Seu Decir morreu sem ver seu primeiro neto, ninguém se assustou, só tinha um fígado. E Aline, antes dos vinte, já havia casado no papel, sem o vestido branco e a festa que sonhou. A mãe preferiu continuar em casa com os filhos, afinal o mal se foi, deixando apenas uma cicatriz maior que o peito.

 

– Meu bem, é como o sino da igreja que toca de hora aqui na esquina tremendo toda a casa. Às vezes o moleque esquece e não sobe as escadarias para puxar a corda, mas meu corpo sente as batidas do mesmo jeito – Dona Lúcia explicava para filha.

 

Vanderlei, o menino bão, alugou casa perto dos pais da menina e nunca deixou nada faltar para a filha e a esposa. Mas no fundo de seus olhos vermelhos, Aline já enxergava em seu reflexo a imagem da própria mãe.

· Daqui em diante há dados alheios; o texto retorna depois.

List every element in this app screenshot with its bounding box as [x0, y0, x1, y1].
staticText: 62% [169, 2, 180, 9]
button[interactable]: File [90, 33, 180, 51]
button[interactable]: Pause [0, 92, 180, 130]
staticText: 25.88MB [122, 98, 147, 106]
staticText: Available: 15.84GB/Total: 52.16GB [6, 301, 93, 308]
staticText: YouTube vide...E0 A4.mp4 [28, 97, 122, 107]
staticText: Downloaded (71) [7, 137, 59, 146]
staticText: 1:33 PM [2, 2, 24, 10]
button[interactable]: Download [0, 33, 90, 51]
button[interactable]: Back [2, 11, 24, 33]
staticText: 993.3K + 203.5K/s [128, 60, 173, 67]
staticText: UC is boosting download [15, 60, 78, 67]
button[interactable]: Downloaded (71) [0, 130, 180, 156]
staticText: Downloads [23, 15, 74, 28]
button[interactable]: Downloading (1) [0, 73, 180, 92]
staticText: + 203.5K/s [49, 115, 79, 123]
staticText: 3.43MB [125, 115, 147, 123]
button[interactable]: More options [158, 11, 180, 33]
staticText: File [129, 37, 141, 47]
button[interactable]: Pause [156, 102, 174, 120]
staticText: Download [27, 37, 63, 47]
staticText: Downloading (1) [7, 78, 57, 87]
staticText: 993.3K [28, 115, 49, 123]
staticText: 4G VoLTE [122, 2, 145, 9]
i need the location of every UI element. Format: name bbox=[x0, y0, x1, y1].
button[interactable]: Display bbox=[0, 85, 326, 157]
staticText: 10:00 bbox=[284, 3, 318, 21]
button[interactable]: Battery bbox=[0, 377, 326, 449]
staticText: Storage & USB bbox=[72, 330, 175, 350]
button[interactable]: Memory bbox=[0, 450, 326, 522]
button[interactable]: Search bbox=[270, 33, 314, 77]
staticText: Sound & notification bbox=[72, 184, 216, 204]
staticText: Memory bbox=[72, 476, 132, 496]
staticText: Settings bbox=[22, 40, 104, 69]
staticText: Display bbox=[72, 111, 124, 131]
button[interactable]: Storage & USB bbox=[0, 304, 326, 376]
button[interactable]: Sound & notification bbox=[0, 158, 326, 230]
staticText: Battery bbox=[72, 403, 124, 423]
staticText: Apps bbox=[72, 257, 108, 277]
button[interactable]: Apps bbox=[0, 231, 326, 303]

O cheiro de alambique trazia lembranças involuntárias de uma infância recente de espancamentos e subordinação de uma mulher que teimava em esconder a dor da família, atrás de um sorriso amarelo e um prato de sopa quente.

 

– Tão linda! – a avó Dona Lúcia se babava ao ver a pequena neta se arrastando entre os móveis, enquanto ao fundo a filha se equilibrava entre o fogão e a tanque de roupas.

 

– Meu bem, não era pra ser assim – balbuciava no ouvido da filha ao se despedir no fim da tarde.

 

A menina, mulher, mãe, nada dizia, a boca ainda estava inchada da última briga e sob os olhos atentos da filha ela se apegava àquilo, o amava, sabe lá Deus por que, e muito, e sob o olhar atento dos vizinhos ela foi crescendo nas brigas diárias, elevando a voz e descendo o nível igualmente. E a menina bonita de cabelos cacheados deu lugar uma senhora de 20 e poucos anos, de feição triste e de andar arrastado.